Hay otro verso que repito en voz alta para honrarlo: la magia no se entiende, un verso que al principio leí como una queja, una protesta, pero después comprendí que se trataba de algo más hondo, de un precepto, de un destino que Inalaf siente, acepta y acata, como aceptamos aquello que está más allá de nosotros y es más ancho que la vida.
Yo no he cambiado de color/es el sol que me alumbra diferente. Si yo tuviera que elegir dos versos, una metáfora que hable de la identidad, del yo, sería esta. ¿Qué otra cosa son los otros, las circunstancias, las palabras, sino un sol, un espejo que nos revela pequeños contornos de nuestra cara, pequeños contrastes, huellas de nuestra neblinosa residencia. Después de un largo día y su luna sabremos, quizá, todos los matices.
El libro tiene muy buenos momentos líricos: Veo caer la memoria en un barranco. Se quebrará sobre mí la palabra. O bien este: terca luz que no progresa, escrito para sentirse, no para entenderse.

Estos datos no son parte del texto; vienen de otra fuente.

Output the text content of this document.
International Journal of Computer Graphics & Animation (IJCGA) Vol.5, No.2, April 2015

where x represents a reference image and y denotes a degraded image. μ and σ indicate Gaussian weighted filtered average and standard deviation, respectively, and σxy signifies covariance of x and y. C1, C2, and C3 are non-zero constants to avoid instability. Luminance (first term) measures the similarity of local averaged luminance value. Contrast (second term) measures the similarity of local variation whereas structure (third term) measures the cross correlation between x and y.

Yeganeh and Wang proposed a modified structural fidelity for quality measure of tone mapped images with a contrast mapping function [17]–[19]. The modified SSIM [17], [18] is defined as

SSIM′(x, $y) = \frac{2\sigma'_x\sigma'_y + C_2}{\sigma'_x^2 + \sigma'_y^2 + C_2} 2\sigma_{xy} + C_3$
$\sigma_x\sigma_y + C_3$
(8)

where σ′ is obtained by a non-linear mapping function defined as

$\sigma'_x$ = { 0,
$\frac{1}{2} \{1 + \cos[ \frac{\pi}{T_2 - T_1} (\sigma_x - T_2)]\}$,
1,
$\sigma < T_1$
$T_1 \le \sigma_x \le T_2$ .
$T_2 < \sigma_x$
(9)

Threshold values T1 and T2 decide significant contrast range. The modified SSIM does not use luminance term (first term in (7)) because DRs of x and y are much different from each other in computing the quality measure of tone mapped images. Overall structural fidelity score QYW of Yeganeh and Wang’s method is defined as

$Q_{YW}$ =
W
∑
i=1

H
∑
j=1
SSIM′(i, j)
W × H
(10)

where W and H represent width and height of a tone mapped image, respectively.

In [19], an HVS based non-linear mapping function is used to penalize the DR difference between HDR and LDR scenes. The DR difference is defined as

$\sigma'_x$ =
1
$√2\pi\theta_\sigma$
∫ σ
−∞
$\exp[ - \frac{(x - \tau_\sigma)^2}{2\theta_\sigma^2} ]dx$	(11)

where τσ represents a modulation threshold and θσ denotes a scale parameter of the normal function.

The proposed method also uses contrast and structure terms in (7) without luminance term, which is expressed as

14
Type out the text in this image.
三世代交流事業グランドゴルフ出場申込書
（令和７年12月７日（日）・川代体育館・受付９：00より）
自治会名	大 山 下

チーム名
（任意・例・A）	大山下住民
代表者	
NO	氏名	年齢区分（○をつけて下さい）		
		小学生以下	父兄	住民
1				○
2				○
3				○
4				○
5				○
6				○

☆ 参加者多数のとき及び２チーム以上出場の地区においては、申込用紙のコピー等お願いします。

El poema no termina en paz, sino con un encuentro largo tiempo esperado. Inalaf parece haber tenido que atravesar todos esos espejos, toda esa memoria, para llegar a ese último, el momento en el que alguien se mira a sí mismo dispuesto a ver lo que hay que ver, porque está ahí y no hay valentía en negarlo. La paz suele empezar así, con un momento en que la memoria se cansa, se calma, se rinde y se vacía. Yo también te deseo todo el bien, poeta Inalaf.